Granted, Hex Color Picker is accessible only in applications that use Mac OS X’s color picker, but if those apps are part of your workflow, Hex Color Picker is a nifty add-on.
Index your clippings
Although Spotlight is far from perfect, it’s not without merits, one of which is the ability to quickly find files containing particular information. But when it comes to searching file contents, one of Spotlight’s blind spots is text clippings.

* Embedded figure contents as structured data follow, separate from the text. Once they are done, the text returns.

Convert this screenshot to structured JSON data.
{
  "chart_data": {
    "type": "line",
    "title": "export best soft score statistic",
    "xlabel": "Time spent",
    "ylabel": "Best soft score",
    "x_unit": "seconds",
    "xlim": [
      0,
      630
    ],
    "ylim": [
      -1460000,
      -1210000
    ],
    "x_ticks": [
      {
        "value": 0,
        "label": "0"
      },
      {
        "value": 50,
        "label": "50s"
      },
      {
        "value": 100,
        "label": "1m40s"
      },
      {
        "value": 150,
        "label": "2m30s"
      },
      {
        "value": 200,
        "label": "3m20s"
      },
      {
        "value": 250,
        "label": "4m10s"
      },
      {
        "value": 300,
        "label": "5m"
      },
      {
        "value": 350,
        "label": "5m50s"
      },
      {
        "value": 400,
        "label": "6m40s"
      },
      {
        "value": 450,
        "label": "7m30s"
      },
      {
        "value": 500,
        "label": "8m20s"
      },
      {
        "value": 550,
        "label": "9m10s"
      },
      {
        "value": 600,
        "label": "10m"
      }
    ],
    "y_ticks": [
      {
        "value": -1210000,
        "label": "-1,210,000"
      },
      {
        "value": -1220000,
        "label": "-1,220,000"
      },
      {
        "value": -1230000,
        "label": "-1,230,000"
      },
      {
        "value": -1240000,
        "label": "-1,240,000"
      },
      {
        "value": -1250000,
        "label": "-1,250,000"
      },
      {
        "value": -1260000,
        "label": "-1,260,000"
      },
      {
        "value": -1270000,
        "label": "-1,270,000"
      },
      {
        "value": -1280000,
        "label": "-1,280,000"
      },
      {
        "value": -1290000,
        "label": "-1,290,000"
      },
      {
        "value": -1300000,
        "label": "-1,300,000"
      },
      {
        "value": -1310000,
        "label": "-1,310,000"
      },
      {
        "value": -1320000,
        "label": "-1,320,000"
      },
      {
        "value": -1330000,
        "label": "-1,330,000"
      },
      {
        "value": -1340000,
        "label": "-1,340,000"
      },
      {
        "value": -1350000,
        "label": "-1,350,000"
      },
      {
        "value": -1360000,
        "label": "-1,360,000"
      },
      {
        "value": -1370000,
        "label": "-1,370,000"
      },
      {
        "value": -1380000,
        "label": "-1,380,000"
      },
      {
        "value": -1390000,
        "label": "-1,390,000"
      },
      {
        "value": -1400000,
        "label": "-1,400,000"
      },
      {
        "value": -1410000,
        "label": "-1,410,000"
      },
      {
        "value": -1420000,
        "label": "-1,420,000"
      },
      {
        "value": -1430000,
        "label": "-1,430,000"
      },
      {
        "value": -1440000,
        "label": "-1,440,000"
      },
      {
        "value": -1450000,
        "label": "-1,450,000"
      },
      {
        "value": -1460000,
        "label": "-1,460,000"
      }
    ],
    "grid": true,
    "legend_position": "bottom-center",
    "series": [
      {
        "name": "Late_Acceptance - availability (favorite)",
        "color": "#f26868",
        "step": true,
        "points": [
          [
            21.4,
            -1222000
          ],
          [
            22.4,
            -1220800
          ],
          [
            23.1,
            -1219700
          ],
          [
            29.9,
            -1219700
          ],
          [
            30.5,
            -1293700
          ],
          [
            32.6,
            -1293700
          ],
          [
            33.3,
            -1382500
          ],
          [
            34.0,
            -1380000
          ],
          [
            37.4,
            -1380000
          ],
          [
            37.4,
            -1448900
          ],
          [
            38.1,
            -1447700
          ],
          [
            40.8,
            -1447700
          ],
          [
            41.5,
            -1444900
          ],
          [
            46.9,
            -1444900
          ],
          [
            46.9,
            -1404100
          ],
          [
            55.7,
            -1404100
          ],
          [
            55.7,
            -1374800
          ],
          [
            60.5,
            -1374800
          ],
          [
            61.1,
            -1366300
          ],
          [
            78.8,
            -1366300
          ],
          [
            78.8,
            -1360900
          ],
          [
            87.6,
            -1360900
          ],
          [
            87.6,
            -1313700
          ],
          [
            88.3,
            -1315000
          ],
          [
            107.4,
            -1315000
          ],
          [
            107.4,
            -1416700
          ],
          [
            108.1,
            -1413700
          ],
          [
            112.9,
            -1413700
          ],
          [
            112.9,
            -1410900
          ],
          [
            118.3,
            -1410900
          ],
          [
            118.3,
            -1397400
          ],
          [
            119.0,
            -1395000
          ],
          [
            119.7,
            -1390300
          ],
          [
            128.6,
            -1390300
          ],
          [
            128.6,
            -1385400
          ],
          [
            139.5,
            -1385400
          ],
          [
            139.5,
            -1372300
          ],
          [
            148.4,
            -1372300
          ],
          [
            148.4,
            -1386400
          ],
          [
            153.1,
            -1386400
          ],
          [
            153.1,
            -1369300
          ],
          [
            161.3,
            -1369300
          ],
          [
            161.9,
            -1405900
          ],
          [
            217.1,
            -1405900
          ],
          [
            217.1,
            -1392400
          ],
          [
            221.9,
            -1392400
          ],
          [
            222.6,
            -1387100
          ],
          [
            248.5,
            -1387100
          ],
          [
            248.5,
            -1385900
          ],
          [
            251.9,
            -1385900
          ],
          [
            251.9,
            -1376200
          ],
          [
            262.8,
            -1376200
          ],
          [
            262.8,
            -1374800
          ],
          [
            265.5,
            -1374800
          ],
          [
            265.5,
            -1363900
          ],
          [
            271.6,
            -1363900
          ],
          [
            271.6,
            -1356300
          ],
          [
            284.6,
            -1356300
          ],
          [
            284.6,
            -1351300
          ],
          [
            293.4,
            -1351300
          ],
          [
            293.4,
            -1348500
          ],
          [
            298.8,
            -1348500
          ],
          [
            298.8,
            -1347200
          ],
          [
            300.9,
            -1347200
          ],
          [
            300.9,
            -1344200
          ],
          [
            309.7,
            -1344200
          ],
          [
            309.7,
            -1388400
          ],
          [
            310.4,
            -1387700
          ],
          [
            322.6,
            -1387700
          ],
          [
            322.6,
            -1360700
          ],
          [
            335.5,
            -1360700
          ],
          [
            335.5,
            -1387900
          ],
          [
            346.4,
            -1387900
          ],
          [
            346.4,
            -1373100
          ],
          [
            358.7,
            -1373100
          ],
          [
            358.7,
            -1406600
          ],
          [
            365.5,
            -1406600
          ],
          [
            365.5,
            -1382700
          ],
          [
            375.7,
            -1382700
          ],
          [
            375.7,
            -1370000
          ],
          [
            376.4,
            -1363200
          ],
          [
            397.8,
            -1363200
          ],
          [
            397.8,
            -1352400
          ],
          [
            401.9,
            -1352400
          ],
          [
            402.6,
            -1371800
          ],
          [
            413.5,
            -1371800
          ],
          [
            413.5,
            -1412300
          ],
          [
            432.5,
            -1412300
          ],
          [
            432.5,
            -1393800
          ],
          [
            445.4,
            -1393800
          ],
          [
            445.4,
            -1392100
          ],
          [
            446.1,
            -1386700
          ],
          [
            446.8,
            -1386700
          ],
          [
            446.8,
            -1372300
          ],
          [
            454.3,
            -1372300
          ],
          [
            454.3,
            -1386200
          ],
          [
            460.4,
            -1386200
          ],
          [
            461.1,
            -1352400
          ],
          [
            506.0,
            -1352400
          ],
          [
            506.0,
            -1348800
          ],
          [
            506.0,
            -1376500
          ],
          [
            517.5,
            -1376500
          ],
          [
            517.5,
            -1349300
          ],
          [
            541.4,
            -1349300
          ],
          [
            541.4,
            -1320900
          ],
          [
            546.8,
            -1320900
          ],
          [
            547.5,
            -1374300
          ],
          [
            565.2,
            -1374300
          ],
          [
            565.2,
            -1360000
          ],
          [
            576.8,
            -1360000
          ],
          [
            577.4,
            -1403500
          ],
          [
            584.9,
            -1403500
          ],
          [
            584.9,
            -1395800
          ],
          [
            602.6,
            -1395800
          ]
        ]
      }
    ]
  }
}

That’s right: one of the most popular Mac OS features—the ability to drag text from nearly any application to the Finder to create a clipping file that can be opened in the Finder or saved for later use—is incompatible with one of Mac OS X’s most-touted features.
The problem is that every clipping file stores its data—in the case of a text clipping, its textual contents—in the file’s resource fork; Spotlight’s content search doesn’t search resource forks. Enter Hendrik Holtmann’s free TextClipping 1.01 ( ; payment requested). Once installed—the installer places the plugin in /Library/Spotlight—TextClipping lets Spotlight index the resource forks of text clipping files, thus letting you search those contents using Spotlight. Best of all, you don’t even have to wait for Spotlight to re-index your hard drive; the contents of text clippings are immediately searchable.
Hex Color Picker 1.4 and TextClipping 1.01 each require Mac OS X 10.4 or later. Both products are Universal binaries.
UPDATE 5/22/2007: Corrected developer name and Web site for Hex Color Picker.